The other word that is key here is “culture”. By “culture”, I mean “the system of values, beliefs, and ways of knowing that guide communities of people in their daily lives” (Trumbull, 2005). By ways of knowing, I am referring to how people organize their world cognitively through language and other symbol systems. This includes how they approach learning, how they construct knowledge, and they pass it on (Rothstein-Fisch & Trumbull, 2008). By this definition, a culture exists only when there is a community of people, meaning, the whole school (and beyond), and a school with a thinking culture must be involved in making thinking a priority and goal of the community. The transmission of the correct beliefs and values attached to thinking also becomes a goal. Everyone in the school is involved and not just the students alone. Thinking guides them in whatever that the members of the school do.

Measures to introduce thinking skills only at only the classroom level is doomed to failure if the whole school does not. If it is left to only the classroom level then thinking will become only a mechanical thing. The spirit and the motivation to think will be lost. It becomes then just another “thing” for the students to learn and the teachers to teach. It becomes a drudgery.

Measures to introduce thinking must also be given time to take root and grow. There is no cramming in the cultivation of thinking skills. Teaching thinking skills is not teaching to the examinations. There is no short cut. What is required is time for the skills and beliefs to permeate into the social fabric of the school. The fruits of cultivating a thinking culture is evidenced when the student is able to navigate the complexities of life successfully.

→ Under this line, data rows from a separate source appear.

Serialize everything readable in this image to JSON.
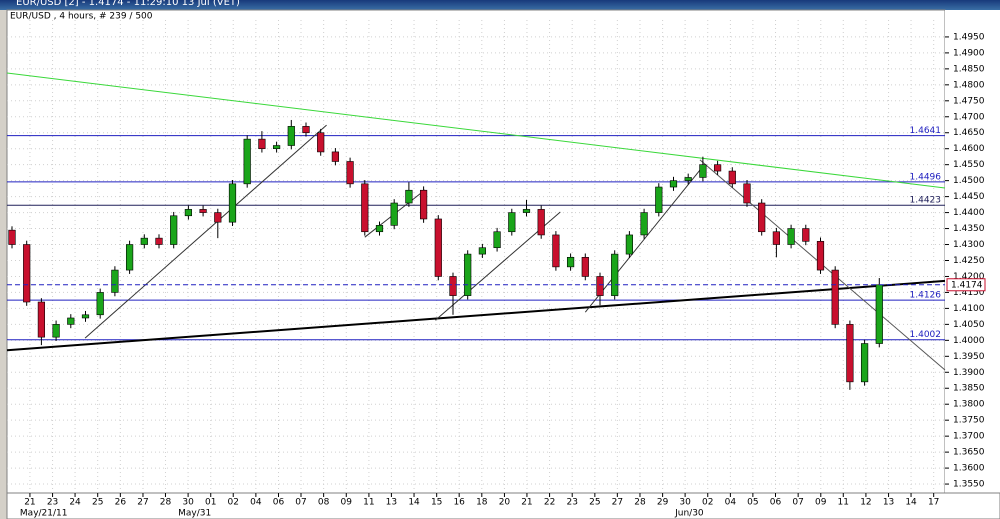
{
  "window_title": "EUR/USD [2] - 1.4174 - 11:29:10  13 Jul (VET)",
  "chart_data": {
    "type": "candlestick",
    "title": "EUR/USD , 4 hours, # 239 / 500",
    "up_color": "#1aa51a",
    "down_color": "#c8102e",
    "grid": true,
    "xlim": [
      -0.34,
      63.47
    ],
    "ylim": [
      1.3522,
      1.5003
    ],
    "open": [
      1.4345,
      1.43,
      1.412,
      1.401,
      1.405,
      1.407,
      1.408,
      1.415,
      1.422,
      1.43,
      1.432,
      1.43,
      1.439,
      1.441,
      1.44,
      1.437,
      1.449,
      1.463,
      1.46,
      1.461,
      1.467,
      1.465,
      1.459,
      1.456,
      1.449,
      1.434,
      1.436,
      1.443,
      1.447,
      1.438,
      1.42,
      1.414,
      1.427,
      1.429,
      1.434,
      1.44,
      1.441,
      1.433,
      1.423,
      1.426,
      1.42,
      1.414,
      1.427,
      1.433,
      1.44,
      1.448,
      1.45,
      1.451,
      1.455,
      1.453,
      1.449,
      1.443,
      1.434,
      1.43,
      1.435,
      1.431,
      1.422,
      1.405,
      1.387,
      1.399
    ],
    "high": [
      1.4357,
      1.4312,
      1.4132,
      1.4062,
      1.4082,
      1.4092,
      1.4162,
      1.4232,
      1.4312,
      1.4332,
      1.4332,
      1.4402,
      1.4422,
      1.4422,
      1.4412,
      1.4502,
      1.4642,
      1.4655,
      1.4622,
      1.469,
      1.4682,
      1.4662,
      1.4602,
      1.4572,
      1.4502,
      1.4372,
      1.4442,
      1.4495,
      1.4482,
      1.4392,
      1.4212,
      1.4282,
      1.4302,
      1.4352,
      1.4412,
      1.444,
      1.4422,
      1.4342,
      1.4272,
      1.4272,
      1.4212,
      1.4282,
      1.4342,
      1.4412,
      1.4492,
      1.4512,
      1.4522,
      1.4575,
      1.4562,
      1.4542,
      1.4502,
      1.4442,
      1.4352,
      1.4362,
      1.4362,
      1.4322,
      1.4232,
      1.4062,
      1.4002,
      1.4195
    ],
    "low": [
      1.4288,
      1.4108,
      1.3985,
      1.3998,
      1.4038,
      1.4058,
      1.4068,
      1.4138,
      1.4208,
      1.4288,
      1.4288,
      1.4288,
      1.4378,
      1.4388,
      1.432,
      1.4358,
      1.4478,
      1.4588,
      1.4588,
      1.4598,
      1.4638,
      1.4578,
      1.4548,
      1.4478,
      1.4328,
      1.4328,
      1.4348,
      1.4418,
      1.4368,
      1.4188,
      1.408,
      1.4128,
      1.4258,
      1.4278,
      1.4328,
      1.4388,
      1.4318,
      1.4218,
      1.4218,
      1.4188,
      1.411,
      1.4128,
      1.4258,
      1.4318,
      1.4388,
      1.4468,
      1.4488,
      1.4498,
      1.4518,
      1.4478,
      1.4418,
      1.4328,
      1.426,
      1.4288,
      1.4298,
      1.4208,
      1.4038,
      1.3845,
      1.3858,
      1.3978
    ],
    "close": [
      1.43,
      1.412,
      1.401,
      1.405,
      1.407,
      1.408,
      1.415,
      1.422,
      1.43,
      1.432,
      1.43,
      1.439,
      1.441,
      1.44,
      1.437,
      1.449,
      1.463,
      1.46,
      1.461,
      1.467,
      1.465,
      1.459,
      1.456,
      1.449,
      1.434,
      1.436,
      1.443,
      1.447,
      1.438,
      1.42,
      1.414,
      1.427,
      1.429,
      1.434,
      1.44,
      1.441,
      1.433,
      1.423,
      1.426,
      1.42,
      1.414,
      1.427,
      1.433,
      1.44,
      1.448,
      1.45,
      1.451,
      1.455,
      1.453,
      1.449,
      1.443,
      1.434,
      1.43,
      1.435,
      1.431,
      1.422,
      1.405,
      1.387,
      1.399,
      1.4174
    ],
    "yticks": [
      {
        "value": 1.355,
        "label": "1.3550"
      },
      {
        "value": 1.36,
        "label": "1.3600"
      },
      {
        "value": 1.365,
        "label": "1.3650"
      },
      {
        "value": 1.37,
        "label": "1.3700"
      },
      {
        "value": 1.375,
        "label": "1.3750"
      },
      {
        "value": 1.38,
        "label": "1.3800"
      },
      {
        "value": 1.385,
        "label": "1.3850"
      },
      {
        "value": 1.39,
        "label": "1.3900"
      },
      {
        "value": 1.395,
        "label": "1.3950"
      },
      {
        "value": 1.4,
        "label": "1.4000"
      },
      {
        "value": 1.405,
        "label": "1.4050"
      },
      {
        "value": 1.41,
        "label": "1.4100"
      },
      {
        "value": 1.415,
        "label": "1.4150"
      },
      {
        "value": 1.42,
        "label": "1.4200"
      },
      {
        "value": 1.425,
        "label": "1.4250"
      },
      {
        "value": 1.43,
        "label": "1.4300"
      },
      {
        "value": 1.435,
        "label": "1.4350"
      },
      {
        "value": 1.44,
        "label": "1.4400"
      },
      {
        "value": 1.445,
        "label": "1.4450"
      },
      {
        "value": 1.45,
        "label": "1.4500"
      },
      {
        "value": 1.455,
        "label": "1.4550"
      },
      {
        "value": 1.46,
        "label": "1.4600"
      },
      {
        "value": 1.465,
        "label": "1.4650"
      },
      {
        "value": 1.47,
        "label": "1.4700"
      },
      {
        "value": 1.475,
        "label": "1.4750"
      },
      {
        "value": 1.48,
        "label": "1.4800"
      },
      {
        "value": 1.485,
        "label": "1.4850"
      },
      {
        "value": 1.49,
        "label": "1.4900"
      },
      {
        "value": 1.495,
        "label": "1.4950"
      }
    ],
    "xticks": [
      {
        "value": 1.22,
        "label": "21"
      },
      {
        "value": 2.76,
        "label": "23"
      },
      {
        "value": 4.29,
        "label": "24"
      },
      {
        "value": 5.83,
        "label": "25"
      },
      {
        "value": 7.37,
        "label": "26"
      },
      {
        "value": 8.91,
        "label": "27"
      },
      {
        "value": 10.44,
        "label": "28"
      },
      {
        "value": 11.98,
        "label": "30"
      },
      {
        "value": 13.52,
        "label": "01"
      },
      {
        "value": 15.05,
        "label": "02"
      },
      {
        "value": 16.59,
        "label": "04"
      },
      {
        "value": 18.13,
        "label": "06"
      },
      {
        "value": 19.66,
        "label": "07"
      },
      {
        "value": 21.2,
        "label": "08"
      },
      {
        "value": 22.74,
        "label": "09"
      },
      {
        "value": 24.28,
        "label": "11"
      },
      {
        "value": 25.81,
        "label": "13"
      },
      {
        "value": 27.35,
        "label": "14"
      },
      {
        "value": 28.89,
        "label": "15"
      },
      {
        "value": 30.42,
        "label": "16"
      },
      {
        "value": 31.96,
        "label": "18"
      },
      {
        "value": 33.5,
        "label": "20"
      },
      {
        "value": 35.03,
        "label": "21"
      },
      {
        "value": 36.57,
        "label": "22"
      },
      {
        "value": 38.11,
        "label": "23"
      },
      {
        "value": 39.65,
        "label": "25"
      },
      {
        "value": 41.18,
        "label": "27"
      },
      {
        "value": 42.72,
        "label": "28"
      },
      {
        "value": 44.26,
        "label": "29"
      },
      {
        "value": 45.79,
        "label": "30"
      },
      {
        "value": 47.33,
        "label": "02"
      },
      {
        "value": 48.87,
        "label": "04"
      },
      {
        "value": 50.4,
        "label": "05"
      },
      {
        "value": 51.94,
        "label": "06"
      },
      {
        "value": 53.48,
        "label": "07"
      },
      {
        "value": 55.02,
        "label": "09"
      },
      {
        "value": 56.55,
        "label": "11"
      },
      {
        "value": 58.09,
        "label": "12"
      },
      {
        "value": 59.63,
        "label": "13"
      },
      {
        "value": 61.16,
        "label": "14"
      },
      {
        "value": 62.7,
        "label": "17"
      }
    ],
    "date_labels": [
      {
        "value": 1.22,
        "label": "May/21/11"
      },
      {
        "value": 11.98,
        "label": "May/31"
      },
      {
        "value": 45.79,
        "label": "Jun/30"
      }
    ],
    "levels": [
      {
        "value": 1.4641,
        "color": "#2020c0"
      },
      {
        "value": 1.4496,
        "color": "#2020c0"
      },
      {
        "value": 1.4423,
        "color": "#20205a"
      },
      {
        "value": 1.4126,
        "color": "#2020c0"
      },
      {
        "value": 1.4002,
        "color": "#2020c0"
      }
    ],
    "trendlines": [
      {
        "x": [
          -0.34,
          63.47
        ],
        "y": [
          1.4837,
          1.4477
        ],
        "color": "#3ad83a",
        "width": 1
      },
      {
        "x": [
          -0.34,
          63.47
        ],
        "y": [
          1.3969,
          1.4186
        ],
        "color": "#000000",
        "width": 2
      },
      {
        "x": [
          46.8,
          63.47
        ],
        "y": [
          1.4565,
          1.3907
        ],
        "color": "#555555",
        "width": 1
      },
      {
        "x": [
          4.97,
          21.4
        ],
        "y": [
          1.4007,
          1.4674
        ],
        "color": "#333333",
        "width": 1
      },
      {
        "x": [
          24.0,
          28.1
        ],
        "y": [
          1.4323,
          1.4471
        ],
        "color": "#333333",
        "width": 1
      },
      {
        "x": [
          28.8,
          37.3
        ],
        "y": [
          1.4063,
          1.4402
        ],
        "color": "#333333",
        "width": 1
      },
      {
        "x": [
          39.0,
          46.8
        ],
        "y": [
          1.4088,
          1.4533
        ],
        "color": "#333333",
        "width": 1
      }
    ]
  }
}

Here perhaps, it is good to be reminded of a quote from Yoda. In the Star Wars movie, the “Empire Strikes Back”, he said to Luke Skywalker who had just failed to raise his Starfighter out of a swamp, “Do or do not. There is no try!” Half-hearted attempts to introduce thinking is bound to fail. Worse is that the failure of half-baked measures will lead to its even more sceptical reception when a future genuine attempt is made to re-introduce thinking into the schools.